When Brownie Morgan, as a teenager, first worked on the farms of Blaine DeMar, he learned about the value of the hors and the mule and their roles in getting work done.  He also learned about their roles in transportation.

Before cars, horses were the only means of getting from place to place other than the trains that were available.

You could jump on a horse or mule and ride it wherever you wanted to go.  You could hitch horses to a carriage or a buggy and take the whole family along.  Or farmers and common folk would simply hitch their team of work mules to a wagon and go into town on Saturdays or to church on Sundays.

Brownie got one ride he’ll never forget in a homemade sulky owned by Charles Osher, who worked full time on the DeMar farms.  Osher also owned an ex-race horse that pulled the sulky.

One day at quitting time Osher offered Brownie a ride from the Kugler Mill Road farm to Camargo Pike on his way home.  Brownie eagerly accepted.  It would beat walking home.  Besides, he wanted to see how the old racehorse would perform.

Brownie was just a bit skeptical about the sulky, however.  It consisted merely of two buggy wheels held together by a length of 12-inch wide board for a seat.  They had to ride across a bumpy rye field, which came to be known later as Osceola Park.  Brownie wasn’t sure he could stay on the sulky at full speed.

But the sulky survived the bumpy ride and Brownie hung on.  The horse loved speed and Osher encouraged it to the fullest.  The bond between horse and man that day was much like that between Tom Mix, William S. Hart and their horses, which Brownie had observed o the silent screen in Oakley.  It was a thrilling ride, one that Brownie likes to remember to this day.

In Brownie’s early days on the DeMar farms, all farming was done with horses and mules.  There were some tractors being used on mammoth spreads out west, but they were too cumbersome and expensive to be used on smaller farms.

But Henry Ford changed all that.  He invented the Fordson tractor and started mass production.  The pneumatic tire was introduced in 1932.  That, combined with the invention of hydraulic control implements in 1936, sealed the fate of the horse, Brownie says.  And the horse was abandoned for farm work.

Blaine DeMar bought one of the Fordson tractors while Brownie still worked for him.  Brownie enjoyed using it for disking and harrowing the fields.  It was fun for a kid his age to drive anything mechanical.

Mr. DeMar also owned one of the first Model T Ford trucks and Brownie learned to drive it.

Brownie describes the truck as looking as if it had been copied from a buggy of the era.  The truck was small he says, with a short bed on the back.

The truck had to be crank-started, as did all early cars and machines.  It was absolutely necessary to do the cranking properly or risk a broken arm.

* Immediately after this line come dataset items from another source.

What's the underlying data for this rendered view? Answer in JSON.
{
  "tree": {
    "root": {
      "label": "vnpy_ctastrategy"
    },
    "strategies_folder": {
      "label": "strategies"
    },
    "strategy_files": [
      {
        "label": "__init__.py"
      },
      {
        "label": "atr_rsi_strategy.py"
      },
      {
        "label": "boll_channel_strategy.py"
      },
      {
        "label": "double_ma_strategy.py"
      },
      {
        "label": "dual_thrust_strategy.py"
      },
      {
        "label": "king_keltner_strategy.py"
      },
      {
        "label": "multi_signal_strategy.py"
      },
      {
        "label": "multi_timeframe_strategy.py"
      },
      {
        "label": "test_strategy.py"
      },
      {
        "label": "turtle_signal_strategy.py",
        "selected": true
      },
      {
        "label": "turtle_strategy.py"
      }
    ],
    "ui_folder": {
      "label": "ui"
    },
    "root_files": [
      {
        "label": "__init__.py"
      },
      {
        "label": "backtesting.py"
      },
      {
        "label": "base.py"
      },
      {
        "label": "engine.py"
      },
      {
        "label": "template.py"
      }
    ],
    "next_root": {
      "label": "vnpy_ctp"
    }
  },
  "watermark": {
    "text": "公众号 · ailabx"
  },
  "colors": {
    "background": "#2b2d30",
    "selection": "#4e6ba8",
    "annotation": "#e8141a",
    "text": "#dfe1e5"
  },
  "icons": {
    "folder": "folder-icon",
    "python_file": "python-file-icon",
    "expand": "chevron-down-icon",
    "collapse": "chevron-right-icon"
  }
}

First, Brownie says, you had to set the spark lever on the steering wheel in the correct position.  You learned to do this through a combination of experiences and guessing.

Second, he says you never ever included the thumb when wrapping the hand around the crank.  Too much spark and forgetting the rule of thumb was risky business.  The engine could give a mighty kick.

As a result, Brownie says that boys often came to school in those days with their arm in slings.

Mrs. DeMar’s parents owned one of the early cars and would sometimes drive from their home on Erie Avenue to visit the DeMars in Madeira.

The car was a Dodge Brothers touring car with removable side curtains.  It was black, the typical color of the era.  Cars had no heaters then, so in cooler weather, they used a lap robe, a blanket for touring, in order to keep from freezing.

Brownie then lived through a transition period when the automobile was no longer an oddity.  Nor was the horse a prominent means of transportation.

Brownie is not certain when his former boss died.  He remembers that he and Helen, his wife, attended the DeMar funeral at Thomas Funeral Home.  He thinks it was sometime in the 1950’s.

Brownie has many fond memories of those early days and of Mr. DeMar.  “He was a fine man and a good boss,” he says.  “His family treated me well.”